Movie Review: 'Wheelman' (2017)

Wheelman Frank Grillo Netflix
Get ready for some high-speed excitement in writer/director Jeremy Rush's vehicular thriller. Taking place within the span of a solitary evening and mostly inside a hot rod, “Wheelman” follows its eponymous central character through a night that never slams on the breaks. Wheelman (Frank Grillo) is a getaway driver, who has been hired to pick up and speed away with a pair of bank robbers after they complete their latest burglary.

While waiting for them to finish their heist, he receives an ominous call from a stranger claiming he has been betrayed and is in imminent danger from the thieves. Urged to flee the scene and abandon them, Wheelman has a choice to make, and it sends him down a rough road.

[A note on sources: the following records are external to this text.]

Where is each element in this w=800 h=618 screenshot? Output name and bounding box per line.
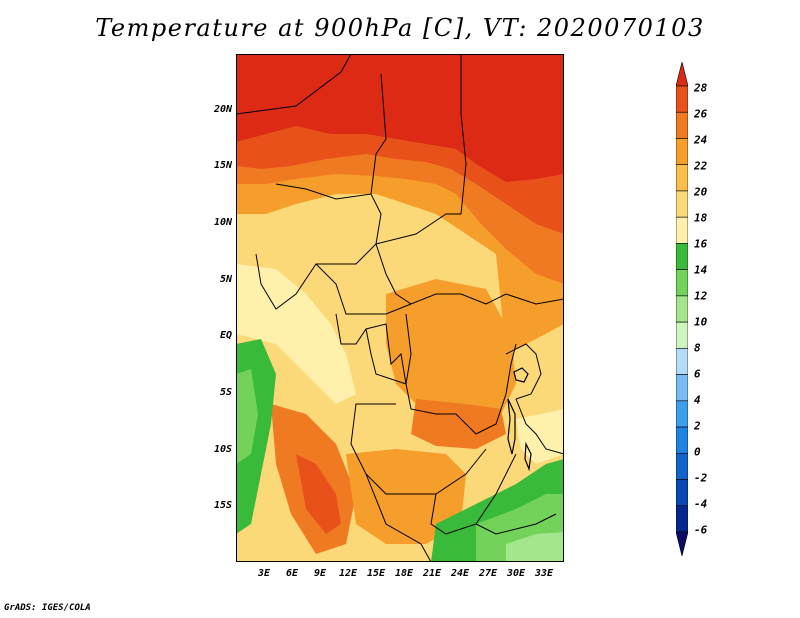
colorbar-label: 12: [694, 289, 708, 303]
colorbar-swatch: [676, 138, 688, 166]
central-t21: [386, 279, 516, 424]
colorbar-label: 6: [694, 367, 701, 381]
colorbar-swatch: [676, 216, 688, 244]
colorbar-label: 16: [694, 237, 708, 251]
x-tick-label: 24E: [450, 568, 470, 579]
x-tick-label: 27E: [478, 568, 498, 579]
south-t21: [346, 449, 466, 544]
map-frame: [236, 54, 564, 562]
y-tick-label: 15N: [213, 160, 232, 171]
x-tick-label: 33E: [534, 568, 554, 579]
x-tick-label: 30E: [506, 568, 526, 579]
colorbar-label: -4: [694, 497, 708, 511]
y-tick-label: 5S: [219, 387, 232, 398]
x-tick-label: 6E: [285, 568, 299, 579]
lakes: [507, 367, 532, 472]
se-t9: [506, 532, 564, 562]
colorbar-label: 10: [694, 315, 708, 329]
y-tick-label: 10S: [213, 444, 232, 455]
country-borders: [236, 54, 564, 562]
colorbar-label: 14: [694, 263, 708, 277]
x-tick-label: 12E: [338, 568, 358, 579]
colorbar-label: 28: [694, 81, 708, 95]
colorbar-top-triangle: [676, 62, 688, 87]
band-t27: [236, 54, 564, 182]
colorbar-swatch: [676, 452, 688, 480]
colorbar-label: 20: [694, 185, 708, 199]
south-t25: [296, 454, 341, 534]
colorbar-label: 26: [694, 107, 708, 121]
west-t11: [236, 369, 258, 464]
colorbar-label: -2: [694, 471, 708, 485]
colorbar-swatch: [676, 269, 688, 297]
colorbar-label: 0: [694, 445, 701, 459]
colorbar-swatch: [676, 374, 688, 402]
x-tick-label: 21E: [422, 568, 442, 579]
central-t23: [411, 399, 506, 449]
colorbar-swatch: [676, 111, 688, 139]
colorbar-label: 22: [694, 159, 708, 173]
colorbar-bottom-triangle: [676, 531, 688, 556]
footer-credit: GrADS: IGES/COLA: [4, 603, 91, 613]
coast-t15: [236, 264, 356, 404]
colorbar-label: 24: [694, 133, 708, 147]
colorbar-swatch: [676, 243, 688, 270]
x-tick-label: 15E: [366, 568, 386, 579]
colorbar-swatch: [676, 190, 688, 218]
colorbar: [676, 62, 688, 556]
colorbar-swatch: [676, 85, 688, 113]
y-tick-label: 10N: [213, 217, 232, 228]
colorbar-label: -6: [694, 523, 708, 537]
colorbar-swatch: [676, 505, 688, 533]
colorbar-swatch: [676, 348, 688, 375]
map-title: Temperature at 900hPa [C], VT: 202007010…: [95, 14, 705, 42]
x-tick-label: 9E: [313, 568, 327, 579]
colorbar-swatch: [676, 426, 688, 454]
colorbar-swatch: [676, 295, 688, 323]
y-tick-label: 15S: [213, 500, 232, 511]
colorbar-swatch: [676, 321, 688, 349]
colorbar-label: 18: [694, 211, 708, 225]
y-tick-label: 20N: [213, 104, 232, 115]
x-tick-label: 18E: [394, 568, 414, 579]
colorbar-label: 2: [694, 419, 701, 433]
temperature-map: [236, 54, 564, 562]
colorbar-swatch: [676, 479, 688, 507]
colorbar-swatch: [676, 164, 688, 192]
y-tick-label: 5N: [219, 274, 232, 285]
colorbar-label: 8: [694, 341, 701, 355]
colorbar-swatch: [676, 400, 688, 428]
y-tick-label: EQ: [219, 330, 232, 341]
colorbar-label: 4: [694, 393, 701, 407]
x-tick-label: 3E: [257, 568, 271, 579]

As a film, “Wheelman” drives through the familiar terrain of three films. Michael Mann’s 1981 classic “Thief," which features a storyline that twists around the traditional paradigm of “honor among thieves.”

The 2002 film “Phone Booth,” which also finds its lead character dealing with threats from an unknown caller. Lastly, there is 2013's “Locke,” wherein a lone driver must sift through a set of precarious personal issues via numerous phone calls in the car.

Unlike the title character in the savvy Tom Hardy starrer, Wheelman interacts with other characters in the flesh. While in another variance, Grillo's Wheelman is plagued by the machinations of his unruly 13-year-old daughter, Katie (a terrific Caitlin Carmichael), whose disrespectful attitude towards her father is appalling to behold.

The movie does not appear to judge Katie, as her dad overlooks her horrendous behavior due to the harrowing circumstances he finds himself in. It also helps that she can leverage his guilt over his criminal career and the impact it has had on her.

Know-it-all teens are a huge gamble for any thriller to take because their arrogant demeanor drags down a genre film's momentum. Take, for example, the recent “Jack Reacher” sequel, which saw a similarly disrespectful teen undermine that film’s titular lead. It is a decision that draws down the film’s fuel as a thriller and distracts the central character from expressing the confidence they should consistently exude.

In the case of “Wheelman,” the inclusion of Katie's character is a more natural fit for the story. With so many adjacent movies to contend with, it is all the more impressive that “Wheelman” manages to carve out some refreshing nuances that set it apart from each of these films mentioned above.

For instance, the film's documentary-style cinematography is craftily intimate, without crossing realistic bounds. It is this voyeuristic approach that makes the film bite with an intense manner of suspense.

Frank Grillo’s raw performance as the title character is another one of the aspects that make “Wheelman” particularly special, as Grillo ramps up the intrigue surrounding an enigmatic character pushed to the brink. It’s a performance that vigorously syncs with the film’s tonality while taking it to new heights.

Likewise, Garret Dillahunt gives another memorable turn as Clayton, the guy who set up Wheelman’s fateful gig. As he has been in so many other performances, Dillahunt is a scene-stealer, whose turn begs for more screen time than he gets.

“Wheelman” opts for a messy and downright graphic realism that makes its "anything-can-happen" atmosphere, nail-bitingly horrifying. A smooth thriller that arrives at its destination without hitting any major speed bumps, “Wheelman” is as compelling navigating its straight-aways, as it is its winding roads.

Rating: 7.5/10


“Wheelman” is currently streaming on Netflix.